Ali Duran Topuz
Anayasasız köyde hukuksuz gezmek
Bugünkü rejimin kuruluş belgesi niteliğindeki 2017 Anayasa değişikliği aslında somut ve gerçek bir anayasanın ilgası niteliğindeydi; bütün değişiklik bir tek cümlede özetlenebilirdi: “Cumhurbaşkanı, devlettir, sözleri ve arzuları anayasa hükmündedir.”
Durumun bu merkezde olduğunu, “Cumhurbaşkanlığı kararnamelerini değiştiren cumhurbaşkanlığı kararnamelerindeki değişiklikleri değiştiren cumhurbaşkanı kararnameleri…” zincirlerinden görebiliriz. Yap, olmazsa boz ve bir daha yap, o da olmazsa bir daha ve bir daha… Hiçbir denetim, fren, kural, kaide yok çünkü. Hal böyle olunca mevcut kağıt üzerindeki “anayasa” da sadece cumhurbaşkanının arzuları çerçevesinde yorumlanıyor.
Son örnek, Erdoğan’ın üçüncü defa cumhurbaşkanlığına aday olmasına ilişkin tartışma. Anayasa hükmü açık: Erdoğan üçüncü defa aday olamaz. Bahçeli’nin en sevdiği, iktidar partili hukuksuzcuların da sık tekrar ettiği tez saçma bile değil: Efendim, 2017 değişikliğinden sonraki seçim, yeni dönemin ilk seçimi, eskisi sayılmaz. “Devlette devamlılık” esas ama mahsusçuktan esas, biz o referandumla kestik devamlılığı mı diyorlar? Galiba. Ne derlerse desinler, o anayasa değişikliğinde “Eski dönemdeki cumhurbaşkanlığı görevi sayılmaz” diye bir hüküm olmalıydı dediklerinin doğru olabilmesi için, ama yok. Hal böyle olunca “üçüncü defa seçilmesi” için tek bir yol kalıyor: Parlamentonun seçimi yenileme kararı alması.

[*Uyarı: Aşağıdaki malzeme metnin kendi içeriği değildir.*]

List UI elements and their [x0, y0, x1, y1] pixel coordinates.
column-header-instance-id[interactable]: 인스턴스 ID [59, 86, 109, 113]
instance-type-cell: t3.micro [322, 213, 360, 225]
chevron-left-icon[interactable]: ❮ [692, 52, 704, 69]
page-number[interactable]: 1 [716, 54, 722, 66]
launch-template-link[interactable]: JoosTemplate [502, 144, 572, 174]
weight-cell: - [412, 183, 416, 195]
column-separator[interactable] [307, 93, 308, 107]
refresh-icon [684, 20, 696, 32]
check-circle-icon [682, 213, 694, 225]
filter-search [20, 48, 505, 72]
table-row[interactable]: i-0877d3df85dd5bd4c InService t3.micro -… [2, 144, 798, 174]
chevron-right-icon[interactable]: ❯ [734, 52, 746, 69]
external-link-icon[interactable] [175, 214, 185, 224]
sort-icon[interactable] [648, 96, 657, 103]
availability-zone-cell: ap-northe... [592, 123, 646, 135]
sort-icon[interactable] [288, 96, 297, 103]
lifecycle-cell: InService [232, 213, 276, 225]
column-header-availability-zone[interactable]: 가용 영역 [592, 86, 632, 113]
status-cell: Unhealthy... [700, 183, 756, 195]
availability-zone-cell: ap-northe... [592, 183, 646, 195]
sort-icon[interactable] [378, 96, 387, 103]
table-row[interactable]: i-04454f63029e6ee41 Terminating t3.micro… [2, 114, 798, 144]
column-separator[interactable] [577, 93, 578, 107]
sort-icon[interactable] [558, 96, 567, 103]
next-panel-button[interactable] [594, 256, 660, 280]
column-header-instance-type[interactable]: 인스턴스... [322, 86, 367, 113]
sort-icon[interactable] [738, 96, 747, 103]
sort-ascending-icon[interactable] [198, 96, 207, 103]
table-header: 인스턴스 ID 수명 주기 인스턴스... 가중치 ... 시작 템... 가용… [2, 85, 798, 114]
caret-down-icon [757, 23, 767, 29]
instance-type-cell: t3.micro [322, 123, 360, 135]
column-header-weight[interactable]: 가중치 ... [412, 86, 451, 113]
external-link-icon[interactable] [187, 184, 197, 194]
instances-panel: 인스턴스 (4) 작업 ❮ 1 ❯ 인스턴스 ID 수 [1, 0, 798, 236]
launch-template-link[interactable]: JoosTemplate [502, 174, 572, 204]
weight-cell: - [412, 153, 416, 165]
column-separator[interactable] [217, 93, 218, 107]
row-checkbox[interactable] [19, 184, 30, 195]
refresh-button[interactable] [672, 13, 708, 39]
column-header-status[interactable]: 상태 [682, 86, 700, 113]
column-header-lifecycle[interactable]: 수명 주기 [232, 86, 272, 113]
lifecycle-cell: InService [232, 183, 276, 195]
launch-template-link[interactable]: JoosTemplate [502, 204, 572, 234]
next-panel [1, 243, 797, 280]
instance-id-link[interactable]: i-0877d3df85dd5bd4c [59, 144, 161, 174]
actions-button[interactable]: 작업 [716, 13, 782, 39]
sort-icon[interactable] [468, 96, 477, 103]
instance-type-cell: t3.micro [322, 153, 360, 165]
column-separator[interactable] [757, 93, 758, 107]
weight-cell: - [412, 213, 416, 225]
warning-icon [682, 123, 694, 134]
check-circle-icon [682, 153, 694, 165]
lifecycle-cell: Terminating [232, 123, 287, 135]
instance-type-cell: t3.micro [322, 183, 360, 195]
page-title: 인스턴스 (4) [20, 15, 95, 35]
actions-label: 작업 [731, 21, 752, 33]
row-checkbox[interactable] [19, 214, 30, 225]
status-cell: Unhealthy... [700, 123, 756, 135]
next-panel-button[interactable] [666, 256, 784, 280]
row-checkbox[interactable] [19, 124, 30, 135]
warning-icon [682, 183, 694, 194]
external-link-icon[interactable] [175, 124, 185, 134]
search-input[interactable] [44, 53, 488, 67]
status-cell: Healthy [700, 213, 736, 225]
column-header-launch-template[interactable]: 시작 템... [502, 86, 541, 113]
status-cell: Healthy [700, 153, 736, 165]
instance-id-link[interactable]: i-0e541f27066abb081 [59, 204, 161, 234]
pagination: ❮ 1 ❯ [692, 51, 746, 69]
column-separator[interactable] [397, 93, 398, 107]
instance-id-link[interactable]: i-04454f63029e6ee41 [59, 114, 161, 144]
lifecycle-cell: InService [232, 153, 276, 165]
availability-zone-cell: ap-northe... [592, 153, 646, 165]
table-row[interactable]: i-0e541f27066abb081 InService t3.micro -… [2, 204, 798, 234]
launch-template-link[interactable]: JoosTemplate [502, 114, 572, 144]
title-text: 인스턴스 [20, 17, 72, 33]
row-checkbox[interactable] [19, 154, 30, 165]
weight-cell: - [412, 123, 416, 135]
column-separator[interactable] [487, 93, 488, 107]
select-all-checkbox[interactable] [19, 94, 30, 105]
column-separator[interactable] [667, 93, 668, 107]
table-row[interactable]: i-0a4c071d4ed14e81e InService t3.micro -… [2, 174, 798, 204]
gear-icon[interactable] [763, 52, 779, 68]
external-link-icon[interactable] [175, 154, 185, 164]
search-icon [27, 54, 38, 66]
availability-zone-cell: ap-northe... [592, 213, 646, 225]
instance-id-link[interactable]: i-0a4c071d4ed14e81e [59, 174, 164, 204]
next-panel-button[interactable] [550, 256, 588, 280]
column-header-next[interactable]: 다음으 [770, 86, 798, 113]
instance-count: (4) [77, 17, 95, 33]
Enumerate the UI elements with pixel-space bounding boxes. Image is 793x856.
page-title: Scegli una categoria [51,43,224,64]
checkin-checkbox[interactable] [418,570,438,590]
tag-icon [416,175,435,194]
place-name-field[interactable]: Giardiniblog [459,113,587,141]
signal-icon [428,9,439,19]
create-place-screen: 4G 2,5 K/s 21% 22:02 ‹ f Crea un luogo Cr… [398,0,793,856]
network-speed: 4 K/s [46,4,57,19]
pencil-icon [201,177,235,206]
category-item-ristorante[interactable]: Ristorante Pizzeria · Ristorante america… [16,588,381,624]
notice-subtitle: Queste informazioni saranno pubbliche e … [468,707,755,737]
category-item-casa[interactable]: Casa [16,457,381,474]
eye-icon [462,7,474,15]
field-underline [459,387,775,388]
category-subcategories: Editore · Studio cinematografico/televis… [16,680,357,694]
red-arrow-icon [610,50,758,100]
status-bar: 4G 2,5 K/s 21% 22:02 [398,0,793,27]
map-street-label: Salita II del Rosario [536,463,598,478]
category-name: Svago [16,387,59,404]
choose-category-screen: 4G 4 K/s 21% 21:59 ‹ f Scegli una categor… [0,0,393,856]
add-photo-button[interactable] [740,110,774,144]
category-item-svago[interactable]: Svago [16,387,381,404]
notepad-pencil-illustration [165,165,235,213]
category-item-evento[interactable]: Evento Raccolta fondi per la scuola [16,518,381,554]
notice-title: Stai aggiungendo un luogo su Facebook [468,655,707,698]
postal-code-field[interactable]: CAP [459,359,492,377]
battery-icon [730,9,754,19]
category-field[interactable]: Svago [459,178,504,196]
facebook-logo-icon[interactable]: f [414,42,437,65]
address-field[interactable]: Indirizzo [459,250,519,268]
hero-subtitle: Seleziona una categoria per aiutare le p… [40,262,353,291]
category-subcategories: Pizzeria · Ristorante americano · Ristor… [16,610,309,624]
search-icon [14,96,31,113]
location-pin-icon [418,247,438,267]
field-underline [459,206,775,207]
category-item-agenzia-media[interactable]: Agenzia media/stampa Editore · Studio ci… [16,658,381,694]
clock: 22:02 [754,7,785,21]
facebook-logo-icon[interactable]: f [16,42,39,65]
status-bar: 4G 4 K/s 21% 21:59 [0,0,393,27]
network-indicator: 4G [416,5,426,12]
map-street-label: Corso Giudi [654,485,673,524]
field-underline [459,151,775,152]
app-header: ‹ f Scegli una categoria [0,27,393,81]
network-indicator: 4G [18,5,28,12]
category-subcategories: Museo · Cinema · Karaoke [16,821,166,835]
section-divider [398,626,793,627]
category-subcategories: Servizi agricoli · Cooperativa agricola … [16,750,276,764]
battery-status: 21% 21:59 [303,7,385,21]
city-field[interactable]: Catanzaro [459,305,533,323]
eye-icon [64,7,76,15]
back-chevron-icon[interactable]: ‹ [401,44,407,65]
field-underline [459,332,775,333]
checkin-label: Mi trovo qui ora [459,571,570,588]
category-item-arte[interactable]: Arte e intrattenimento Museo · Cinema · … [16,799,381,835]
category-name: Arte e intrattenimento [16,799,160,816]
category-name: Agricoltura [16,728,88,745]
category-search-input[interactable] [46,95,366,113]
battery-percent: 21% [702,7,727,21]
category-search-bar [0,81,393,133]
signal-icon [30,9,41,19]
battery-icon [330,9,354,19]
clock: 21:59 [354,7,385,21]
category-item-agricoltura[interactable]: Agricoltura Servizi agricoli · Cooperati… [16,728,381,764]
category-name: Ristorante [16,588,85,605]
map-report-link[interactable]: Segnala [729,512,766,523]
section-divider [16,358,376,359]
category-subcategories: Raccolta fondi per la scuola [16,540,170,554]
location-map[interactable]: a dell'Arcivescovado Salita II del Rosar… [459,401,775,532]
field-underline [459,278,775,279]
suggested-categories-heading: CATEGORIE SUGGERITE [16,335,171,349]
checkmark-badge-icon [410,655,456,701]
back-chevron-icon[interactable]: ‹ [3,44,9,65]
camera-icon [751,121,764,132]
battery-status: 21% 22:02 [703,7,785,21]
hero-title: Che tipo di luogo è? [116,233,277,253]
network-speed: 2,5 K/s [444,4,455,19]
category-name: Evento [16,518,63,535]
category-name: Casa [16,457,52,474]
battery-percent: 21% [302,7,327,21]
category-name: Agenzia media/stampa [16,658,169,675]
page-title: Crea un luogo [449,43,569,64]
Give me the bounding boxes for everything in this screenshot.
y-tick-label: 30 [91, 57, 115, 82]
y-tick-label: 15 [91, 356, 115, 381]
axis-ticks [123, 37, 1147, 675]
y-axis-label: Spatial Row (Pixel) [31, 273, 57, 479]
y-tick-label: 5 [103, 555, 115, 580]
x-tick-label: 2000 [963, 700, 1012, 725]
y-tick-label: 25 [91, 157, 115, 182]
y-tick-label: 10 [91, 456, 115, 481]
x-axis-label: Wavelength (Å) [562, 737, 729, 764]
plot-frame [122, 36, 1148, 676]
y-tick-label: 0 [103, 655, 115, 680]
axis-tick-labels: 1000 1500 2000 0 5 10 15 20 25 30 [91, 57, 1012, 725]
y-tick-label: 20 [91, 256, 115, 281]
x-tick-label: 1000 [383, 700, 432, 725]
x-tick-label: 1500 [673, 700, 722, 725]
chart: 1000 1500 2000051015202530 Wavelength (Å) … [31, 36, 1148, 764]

Durum açık. Fakat tuhaf olan iktidarın davranışı ve iddiaları değil, muhalefetin “altılı masa” kanadının davranışı. Başta CHP lideri Kemal Kılıçdaroğlu olmak üzere burada söz alan herkes, “Bunun hukuksuz olduğunu biliyoruz, ama sorun etmeyeceğiz, mağduriyet öyküsü yaratmayacağız, seçime girmesine engel olmayacağız” diyorlar. Engel olmayacağız derken, zaten hukuk yok, anayasayı ciddiye alan yok, istesek de olamayız demeye getiriyorlar, bazıları diyor bile.
Bu tuhaflık gerçekten anlaşılmaz. Eğer açık anayasa hükmü “Üçüncü defa aday olamaz” diyorsa, aday olabilmesi için Meclis’in seçimi yenileme kararı alması gerekiyorsa, Meclis’in bu kararı alması için muhalefetin oyları gerekiyorsa, muhalefet Erdoğan’ın bu seçilme yetersiziliğini gidermek üzere mi hareket edecek? Yani anayasayı ciddiye almayacak, hukuksuz bir aşırı centilmenlik yapacak? İktidar hukuku ve anayasayı tanımıyor, siyasetini hukuksuzluk ve anayasasızlık üzerine kuruyorsa muhalefete düşen ona uymak mıdır, iktidarın hukuksuzluğuna ve anayasa tanımazlığına karşı çıkmak mıdır? Hukuksuzlukta ve anayasasızlıkta iktidar ile muhalefet arasında oluşturulan bu konsensüs, muhalefetin değil iktidarın hukuksuzluğunu kurtarmaktan başka neye yarar? Siyasetsizlik siyaset midir?